“I knew I wanted more than what my neighborhood had to offer the first time I left home and heard birds sing. No birds sing in Camden.”
This was my mother’s story. Born and raised in the projects, she’d later become a Rutgers graduate and move with her husband to the suburbs. I was born a year later,knowing absolutely nothing of the streets. The first time I saw a prostitute on Broad Street my mother made me duck down in the car and close my eyes.
Even today, there is a guilt that hangs over urban migrants for reaching towards “better.” There is a “palate change” that isolates them from childhood friends and sometimes relatives. In a recent article on SingleBlackMale.org, the author describes the cultural metamorphosis that occurs.
“The jokes he made years ago about me talkin’ white weren’t so funny anymore. Bagging b*tches was a language I could no longer understand…What was I supposed to do? What was I supposed to say? I wasn’t trying to brag. I was just telling him about my life.”

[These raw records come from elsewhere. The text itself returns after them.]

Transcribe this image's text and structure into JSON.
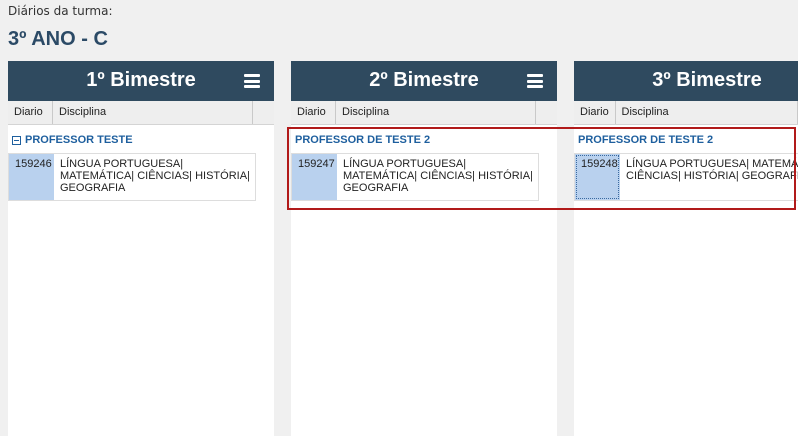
{
  "page": {
    "caption": "Diários da turma:",
    "title": "3º ANO - C"
  },
  "columns": [
    {
      "title": "1º Bimestre",
      "header": {
        "diario": "Diario",
        "disciplina": "Disciplina"
      },
      "group": "PROFESSOR TESTE",
      "row": {
        "diario": "159246",
        "disciplina": "LÍNGUA PORTUGUESA| MATEMÁTICA| CIÊNCIAS| HISTÓRIA| GEOGRAFIA"
      }
    },
    {
      "title": "2º Bimestre",
      "header": {
        "diario": "Diario",
        "disciplina": "Disciplina"
      },
      "group": "PROFESSOR DE TESTE 2",
      "row": {
        "diario": "159247",
        "disciplina": "LÍNGUA PORTUGUESA| MATEMÁTICA| CIÊNCIAS| HISTÓRIA| GEOGRAFIA"
      }
    },
    {
      "title": "3º Bimestre",
      "header": {
        "diario": "Diario",
        "disciplina": "Disciplina"
      },
      "group": "PROFESSOR DE TESTE 2",
      "row": {
        "diario": "159248",
        "disciplina": "LÍNGUA PORTUGUESA| MATEMÁTICA| CIÊNCIAS| HISTÓRIA| GEOGRAFIA"
      }
    }
  ],
  "icons": {
    "menu": "menu-icon",
    "collapse": "collapse-icon"
  },
  "colors": {
    "header_bg": "#2f4a5f",
    "group_text": "#1e5f9e",
    "diario_cell_bg": "#b9d1ee",
    "highlight_border": "#b11a1a"
  }
}
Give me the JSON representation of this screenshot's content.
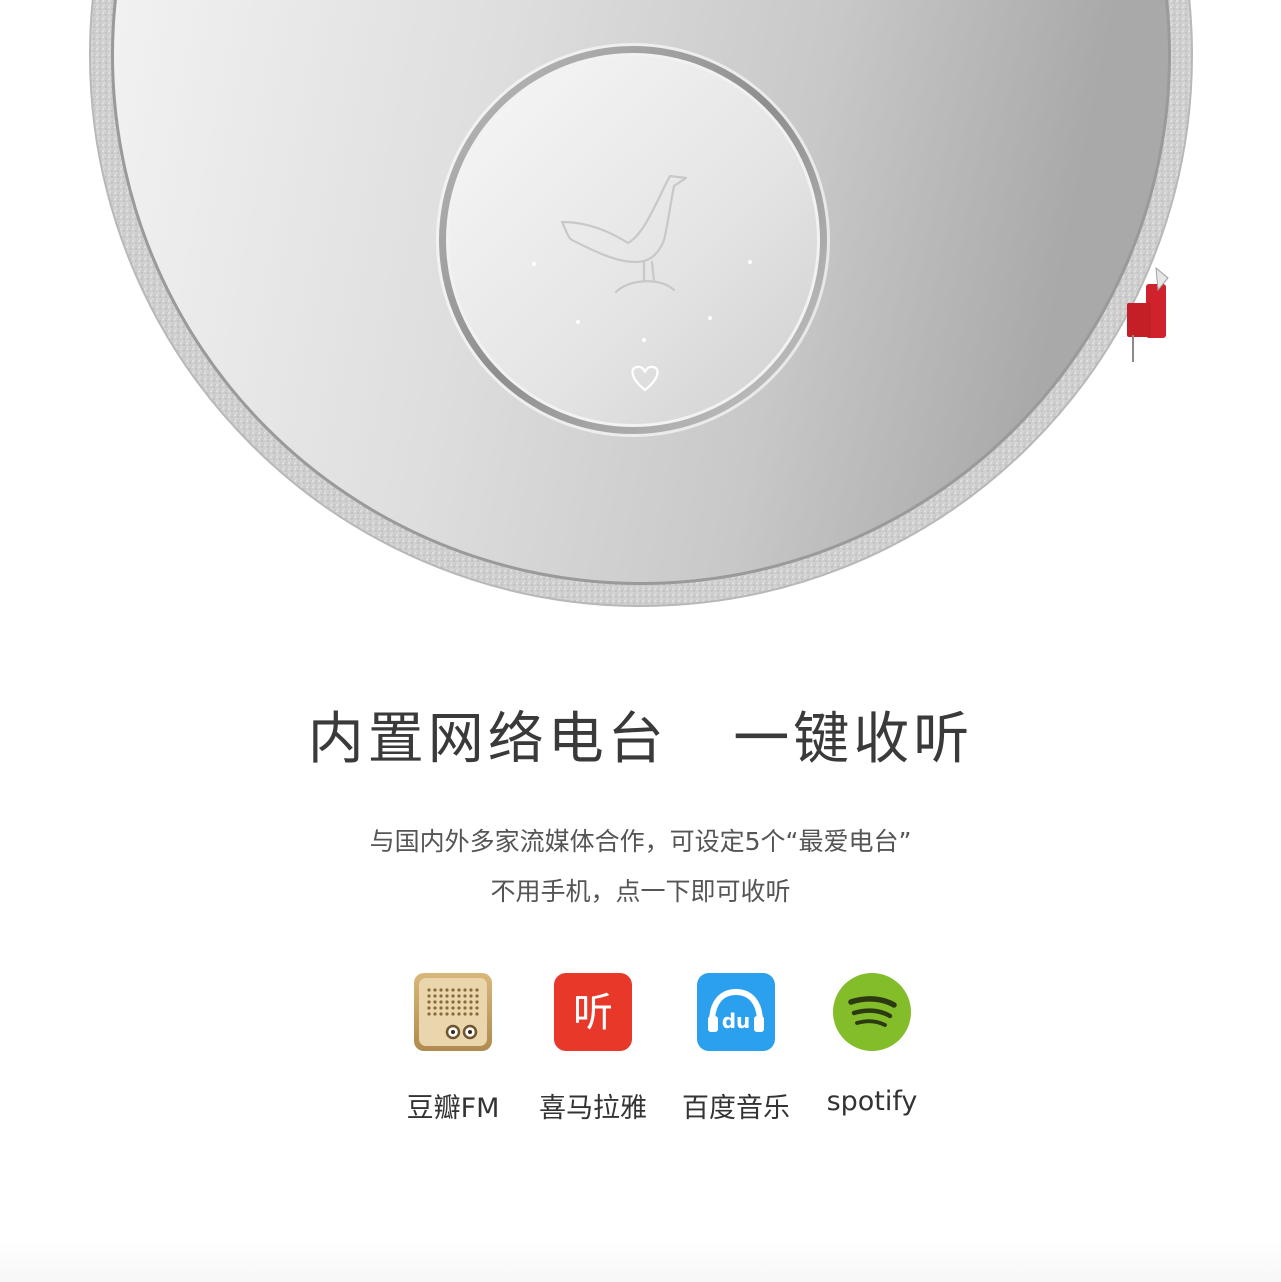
{
  "headline": "内置网络电台   一键收听",
  "description": {
    "line1": "与国内外多家流媒体合作，可设定5个“最爱电台”",
    "line2": "不用手机，点一下即可收听"
  },
  "services": [
    {
      "label": "豆瓣FM",
      "icon": "douban-fm-icon"
    },
    {
      "label": "喜马拉雅",
      "icon": "ximalaya-icon"
    },
    {
      "label": "百度音乐",
      "icon": "baidu-music-icon"
    },
    {
      "label": "spotify",
      "icon": "spotify-icon"
    }
  ],
  "colors": {
    "ximalaya": "#e8382a",
    "baidu": "#2aa0ee",
    "spotify": "#84bd2a",
    "douban": "#c8a467",
    "accent_tag": "#d0222c"
  },
  "logos": {
    "ximalaya_glyph": "听",
    "baidu_glyph": "du"
  }
}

Growth produces change and sometimes that may mean relationships will too. Why should anyone be made to feel guilty for striving towards a better quality of life? In the words of Wayne Dyer,”[a person] may succeed in making another feel guilty by blaming him. But [one] won’t succeed in changing whatever it is about [them] that makes [them] unhappy.”
A person who becomes successful unknowingly forces their former crew to ask themselves the question “What am I doing with my life?” And especially if Mr. & Mrs. Mediocre try to project their inferiority complexes onto a person striving for upward mobility, we should surround ourselves with people willing to celebrate instead of stifle the joy of our accomplishments.